As feared, Jerome was not able to manage in his semi-independent accommodation. There were several safeguarding incidents, both inside and outside the property, and the staff were not sufficiently trained to support him. Ultimately, the local authority accepted that the new accommodation was not working for Jerome and moved him to a children’s home within his local area, after more than 10 months of disruption.

What needs to happen for children like Jerome?

The local authority were right to want Jerome to live locally but once Jerome was settled out of area, it was not in his best interests to be moved, and have all his relationships turned upside down. Jerome was happy and settled, and the failure to listen to him, or those who knew him best was disastrous for Jerome. Many local authorities look to move children to unregulated accommodation once they reach 16, often for financial reasons but also to help in their transition to independence.
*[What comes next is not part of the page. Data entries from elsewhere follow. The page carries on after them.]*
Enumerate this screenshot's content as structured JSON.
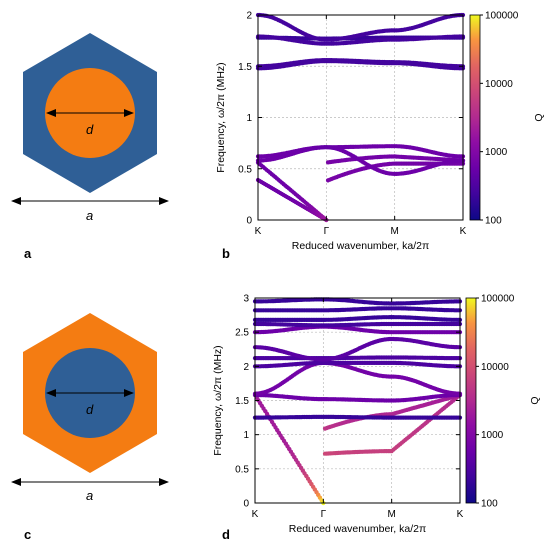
{
  "panels": {
    "a": "a",
    "b": "b",
    "c": "c",
    "d": "d"
  },
  "unit_cells": [
    {
      "id": "a",
      "hexagon_color": "#2f5f96",
      "inclusion_color": "#f47c12",
      "inner_label": "d",
      "outer_label": "a",
      "inclusion_diameter_ratio": 0.56
    },
    {
      "id": "c",
      "hexagon_color": "#f47c12",
      "inclusion_color": "#2f5f96",
      "inner_label": "d",
      "outer_label": "a",
      "inclusion_diameter_ratio": 0.56
    }
  ],
  "colorbar": {
    "label": "Q",
    "ticks": [
      "100000",
      "10000",
      "1000",
      "100"
    ],
    "range": [
      100,
      100000
    ],
    "scale": "log",
    "colormap": "plasma"
  },
  "chart_data": [
    {
      "id": "b",
      "type": "scatter",
      "xlabel": "Reduced wavenumber, ka/2π",
      "ylabel": "Frequency, ω/2π (MHz)",
      "x_tick_labels": [
        "K",
        "Γ",
        "M",
        "K"
      ],
      "x_tick_positions": [
        0,
        1,
        2,
        3
      ],
      "xlim": [
        0,
        3
      ],
      "ylim": [
        0,
        2
      ],
      "y_ticks": [
        "0",
        "0.5",
        "1",
        "1.5",
        "2"
      ],
      "y_tick_values": [
        0,
        0.5,
        1,
        1.5,
        2
      ],
      "grid": true,
      "bands": [
        {
          "y": [
            0.39,
            0.0,
            0.38,
            0.55,
            0.55
          ],
          "q": [
            600,
            2000,
            800,
            700,
            700
          ]
        },
        {
          "y": [
            0.56,
            0.0,
            0.56,
            0.62,
            0.58
          ],
          "q": [
            600,
            2000,
            800,
            700,
            700
          ]
        },
        {
          "y": [
            0.58,
            0.71,
            0.71,
            0.45,
            0.58
          ],
          "q": [
            600,
            500,
            500,
            600,
            600
          ]
        },
        {
          "y": [
            0.62,
            0.71,
            0.71,
            0.72,
            0.62
          ],
          "q": [
            600,
            500,
            500,
            600,
            600
          ]
        },
        {
          "y": [
            1.48,
            1.55,
            1.55,
            1.53,
            1.48
          ],
          "q": [
            250,
            250,
            250,
            250,
            250
          ]
        },
        {
          "y": [
            1.5,
            1.56,
            1.56,
            1.54,
            1.5
          ],
          "q": [
            250,
            250,
            250,
            250,
            250
          ]
        },
        {
          "y": [
            1.78,
            1.77,
            1.77,
            1.78,
            1.78
          ],
          "q": [
            200,
            200,
            200,
            200,
            200
          ]
        },
        {
          "y": [
            1.79,
            1.72,
            1.72,
            1.76,
            1.79
          ],
          "q": [
            250,
            250,
            250,
            250,
            250
          ]
        },
        {
          "y": [
            2.0,
            1.76,
            1.76,
            1.85,
            2.0
          ],
          "q": [
            250,
            250,
            250,
            250,
            250
          ]
        }
      ],
      "band_shapes": [
        "acoustic1",
        "acoustic2",
        "opt1",
        "opt2",
        "flat",
        "flat",
        "flat",
        "flat",
        "upper"
      ]
    },
    {
      "id": "d",
      "type": "scatter",
      "xlabel": "Reduced wavenumber, ka/2π",
      "ylabel": "Frequency, ω/2π (MHz)",
      "x_tick_labels": [
        "K",
        "Γ",
        "M",
        "K"
      ],
      "x_tick_positions": [
        0,
        1,
        2,
        3
      ],
      "xlim": [
        0,
        3
      ],
      "ylim": [
        0,
        3
      ],
      "y_ticks": [
        "0",
        "0.5",
        "1",
        "1.5",
        "2",
        "2.5",
        "3"
      ],
      "y_tick_values": [
        0,
        0.5,
        1,
        1.5,
        2,
        2.5,
        3
      ],
      "grid": true,
      "bands": [
        {
          "y": [
            1.58,
            0.0,
            0.72,
            0.76,
            1.58
          ],
          "q": [
            3000,
            100000,
            8000,
            6000,
            3000
          ]
        },
        {
          "y": [
            1.58,
            0.0,
            1.08,
            1.3,
            1.58
          ],
          "q": [
            2000,
            100000,
            5000,
            3000,
            2000
          ]
        },
        {
          "y": [
            1.58,
            1.52,
            1.52,
            1.5,
            1.58
          ],
          "q": [
            600,
            600,
            600,
            600,
            600
          ]
        },
        {
          "y": [
            1.25,
            1.26,
            1.26,
            1.25,
            1.25
          ],
          "q": [
            200,
            200,
            200,
            200,
            200
          ]
        },
        {
          "y": [
            1.6,
            2.05,
            2.05,
            1.85,
            1.6
          ],
          "q": [
            700,
            600,
            600,
            700,
            700
          ]
        },
        {
          "y": [
            2.0,
            2.05,
            2.05,
            2.05,
            2.0
          ],
          "q": [
            300,
            300,
            300,
            300,
            300
          ]
        },
        {
          "y": [
            2.12,
            2.12,
            2.12,
            2.13,
            2.12
          ],
          "q": [
            300,
            300,
            300,
            300,
            300
          ]
        },
        {
          "y": [
            2.28,
            2.1,
            2.1,
            2.4,
            2.28
          ],
          "q": [
            400,
            400,
            400,
            400,
            400
          ]
        },
        {
          "y": [
            2.5,
            2.58,
            2.58,
            2.5,
            2.5
          ],
          "q": [
            600,
            600,
            600,
            600,
            600
          ]
        },
        {
          "y": [
            2.62,
            2.6,
            2.6,
            2.62,
            2.62
          ],
          "q": [
            250,
            250,
            250,
            250,
            250
          ]
        },
        {
          "y": [
            2.68,
            2.68,
            2.68,
            2.72,
            2.68
          ],
          "q": [
            200,
            200,
            200,
            200,
            200
          ]
        },
        {
          "y": [
            2.82,
            2.82,
            2.82,
            2.85,
            2.82
          ],
          "q": [
            200,
            200,
            200,
            200,
            200
          ]
        },
        {
          "y": [
            2.95,
            2.98,
            2.98,
            2.92,
            2.95
          ],
          "q": [
            200,
            200,
            200,
            200,
            200
          ]
        }
      ],
      "band_shapes": [
        "acousticA",
        "acousticB",
        "flatish",
        "flat",
        "opt",
        "flat",
        "flat",
        "opt",
        "flat",
        "flat",
        "flat",
        "flat",
        "flat"
      ]
    }
  ]
}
We believe all homes in which children live, unless foster or kinship care, should be regulated and inspected. In the short-term, we would like the ban on unregulated accommodation for under-16s to extend to children who have special needs or other vulnerabilities. In this case the local authority were right to start planning for Jerome’stransition to adulthood well in advance, but cannot mean compromising the care Jerome needs as a child.

Children who will need support from adult social care beyond 18 need a smooth transition to this service, alongside continued support as a care leaver.
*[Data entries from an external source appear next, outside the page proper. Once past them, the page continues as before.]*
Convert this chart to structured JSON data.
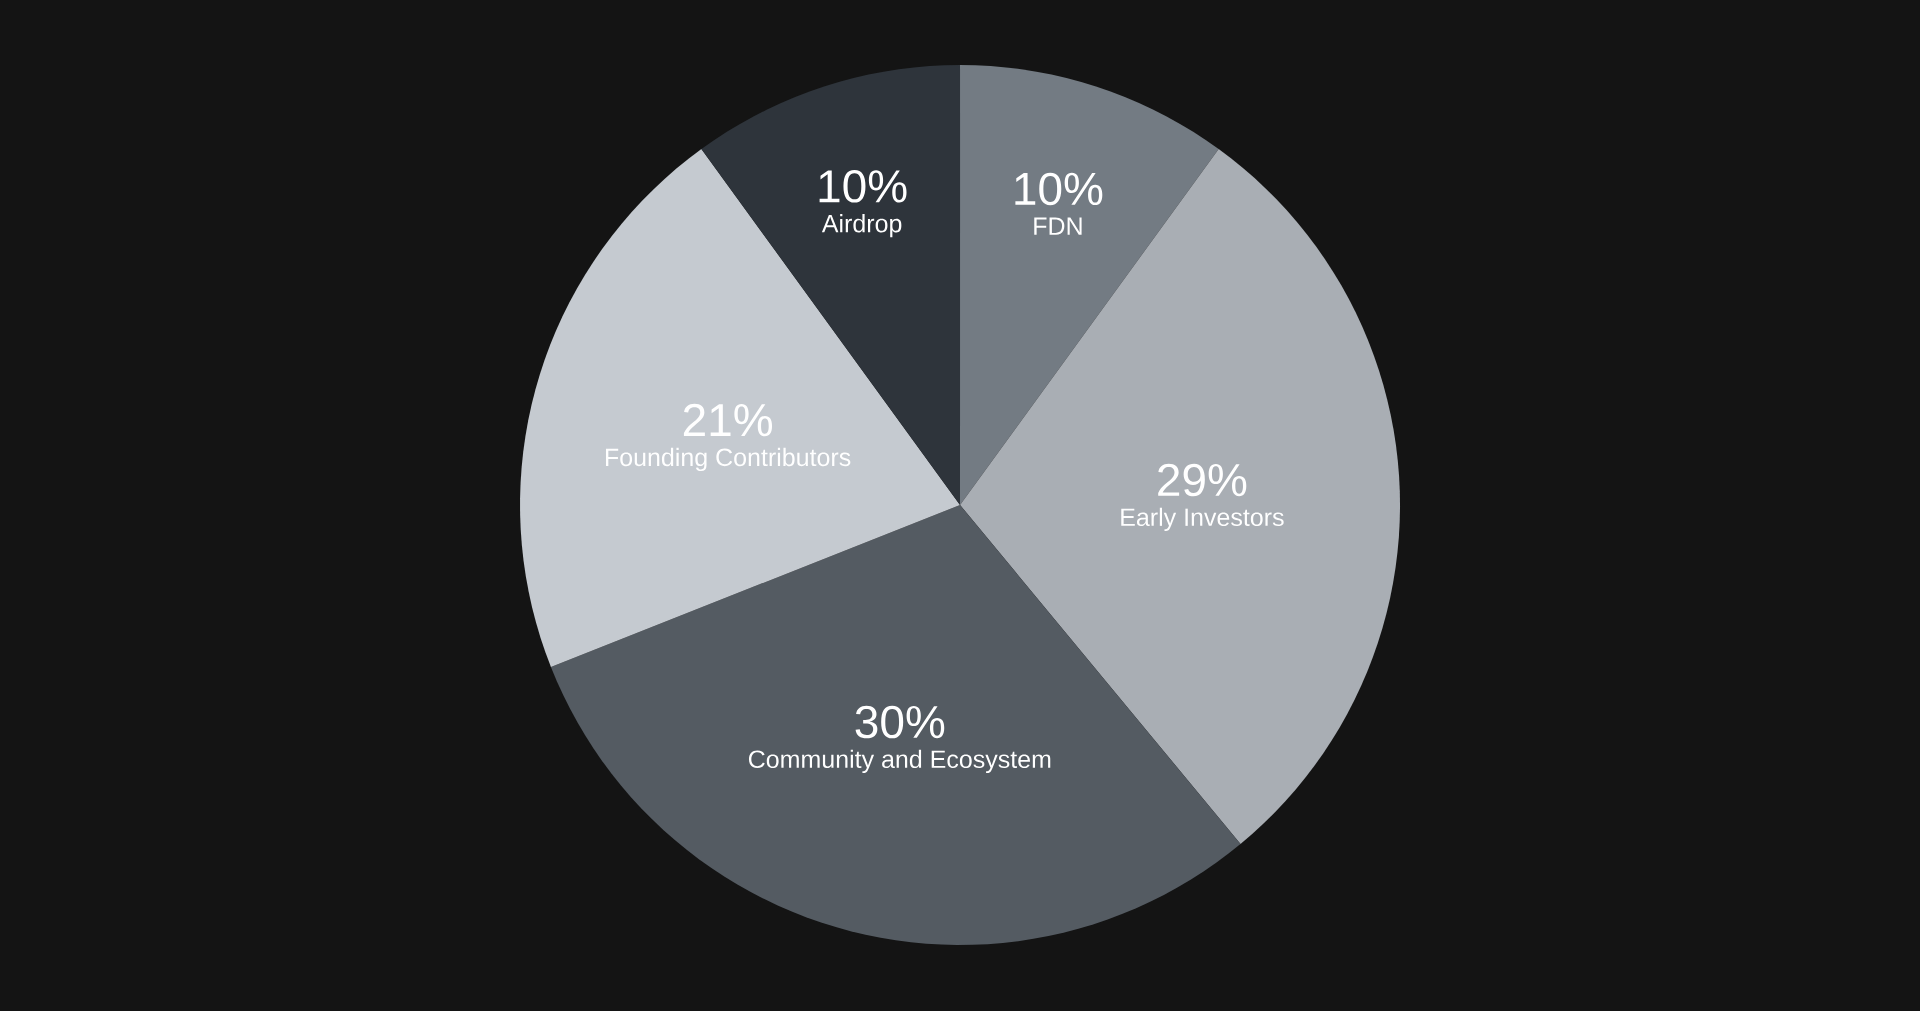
{
  "chart_data": {
    "type": "pie",
    "categories": [
      "FDN",
      "Early Investors",
      "Community and Ecosystem",
      "Founding Contributors",
      "Airdrop"
    ],
    "values": [
      10,
      29,
      30,
      21,
      10
    ],
    "value_labels": [
      "10%",
      "29%",
      "30%",
      "21%",
      "10%"
    ],
    "colors": [
      "#737b83",
      "#a9aeb4",
      "#545b62",
      "#c5cad0",
      "#2e343b"
    ]
  }
}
Tommy is 15 and had very tough start in life, where he experienced significant early childhood trauma. He has severe autism. Tommy was adopted, but his adoptive parents still needed help. Over many years his adoptive parents sought help from both the local authority and NHS. In the end, his adoptive parents became unable to manage his behaviour, and he was admitted to hospital and then transferred to a mental health unit. The unit was unable to keep him long-term, so the local authority applied for an Interim Care Order and searched for a therapeutic children’s home. However, despitecontacting hundreds of providers nationally, it was not possible to identify a residential setting that was willing to accept him and could meet his needs. Tommy was assessed as requiring four adults around him at all times, with a Deprivation of Liberty authorisation from a judge so that he could be prevented from absconding. As an interim measure, the local authority rented a house where Tommy lives with his adopted mum and four full-time carers, with floating support from mental health professionals. However, all involved accepted that this could not be a long-term plan because Tommy needs therapeutic support in a specialist residential setting.

What needs to happen for children like Tommy?
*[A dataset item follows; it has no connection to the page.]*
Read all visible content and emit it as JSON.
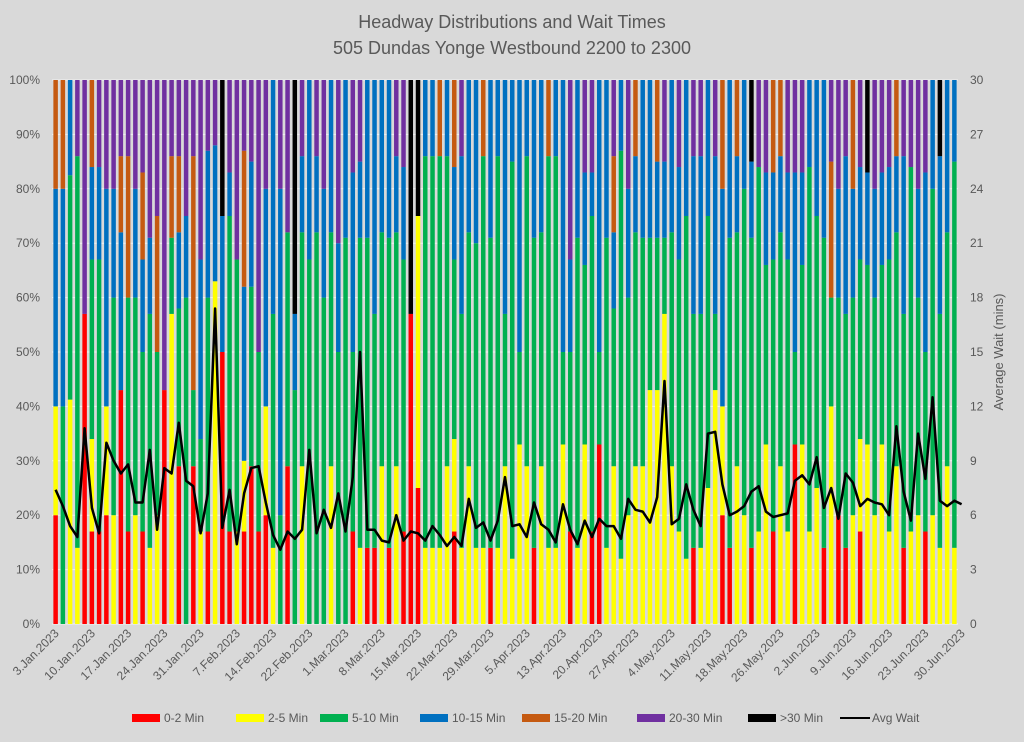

There is a critical need for more therapeutic children’s homes with specialisms in autism, trauma, learning disabilities and complex needs. However, there are also many parents, like Tommy’s, who want to continue caring for their children at home, if they have the right support. It should not be a binary choice between a family being in care or at home. Local, flexible solutions that work with family can ensure more children stay at home, or at least very close to their families. We need more help for families at an early stage, particularly with specialist mental health services for children, support for parents, community care packages and short breaks, which many families desperately need to avoid burnout and breakdown. Investment when parents ask for it could prevent the crises which leave the most vulnerable children unable to stay with their families, and yet judged as too high-risk for most children’s homes. This often leaves them in highly unsuitable situations, which cause further trauma and make returning home or to less restrictive settings even more difficult.